Incorporation of solid lubricants into surface of friction parts engineered forhigh-temperature applications – HIGRAPH


Akronym: HIGRAPH

Project duration: 2013–2015

Grant agreement ID: FP7-SME-2013-606009-HIGRAPH

Project budget for INOP: 257.600,00 EUR

Funding from the European Funds for INOP: 225.300,00 EUR

Project’s Partners:

  • IfU GmbH Privates Institut für Umweltanalysen (Germany) – Coordinator,
  • Ateknea Solutions Hungary KFT (Hungary),
  • GAZELA d.o.o. Krško (Slovenia),
  • Instytut Obróbki Plastycznej (Poland),
  • J-VST, s.r.o. (Czech),
  • Porzellan Manufaktur Reichenbach (Germany).

Since traditional lubricants fail when friction is combined with high temperature, it is either impossible or impractical to use these materials in many industrial applications. The need for improved lubricating technologies is critical when trying to solve tribological problems concerning dry friction or boundary lubrication under high temperatures.

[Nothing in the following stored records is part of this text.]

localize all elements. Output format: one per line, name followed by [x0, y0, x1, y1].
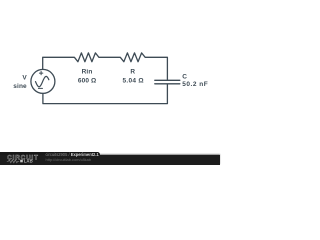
svg-text:600 Ω: 600 Ω [78, 78, 96, 85]
svg-text:50.2 nF: 50.2 nF [182, 81, 208, 88]
svg-text:sine: sine [13, 83, 27, 90]
svg-text:V: V [22, 74, 27, 81]
svg-text:LAB: LAB [24, 158, 33, 163]
svg-text:5.04 Ω: 5.04 Ω [122, 78, 143, 85]
svg-text:R: R [130, 69, 135, 76]
svg-text:C: C [182, 74, 187, 81]
svg-text:Rin: Rin [82, 69, 93, 76]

The goal of the HIGRAPH project is to provide participating SMEs and the machinery industry with a novel technology for manufacturing sliding and rotating components that enhances dry-friction performance under high temperatures, increases durability, and extends the service lifetime of the part.

It will be reached by encapsulation of High Temperature Solid-lubricant (HTSL) particles (such as WS2, WSe2, h-BN, Al-Mg-Si, BaF2, CaF2, etc.) into a micro-sized reservoirs. These reservoirs maintain the mechanical integrity of the matrix, and can slowly release the HTSL particles onto the sliding interface. As a result, both friction and wear are reduced. Friction forces and surface reactions generate a lubricious transfer film at the tribological contact, where a lubricating film with the required chemistry and structure is formed. This allows to retain the HTSL particles inside a hard, thermo- and oxidation-resistant matrix, and ensures operational integrity at extremely high temperatures. While maintaining low friction at high temperatures is important, wear resistance requires an additional blend of hardness and fracture toughness. Toughness of the developed coating will be enhanced through stress minimization, crack deflection, and ductility. The coating will be applied using powder metallurgy and sprayed coating modification methods to satisfy industrial requirements concerning coating thickness and allowable wear tolerance, which vary from 10–500μm.

The research leading to these results has received funding from the European Union’s Seventh Framework Programme managed by REA-Research Executive Agency (FP7/2007-2013) under grant agreement no. 606009.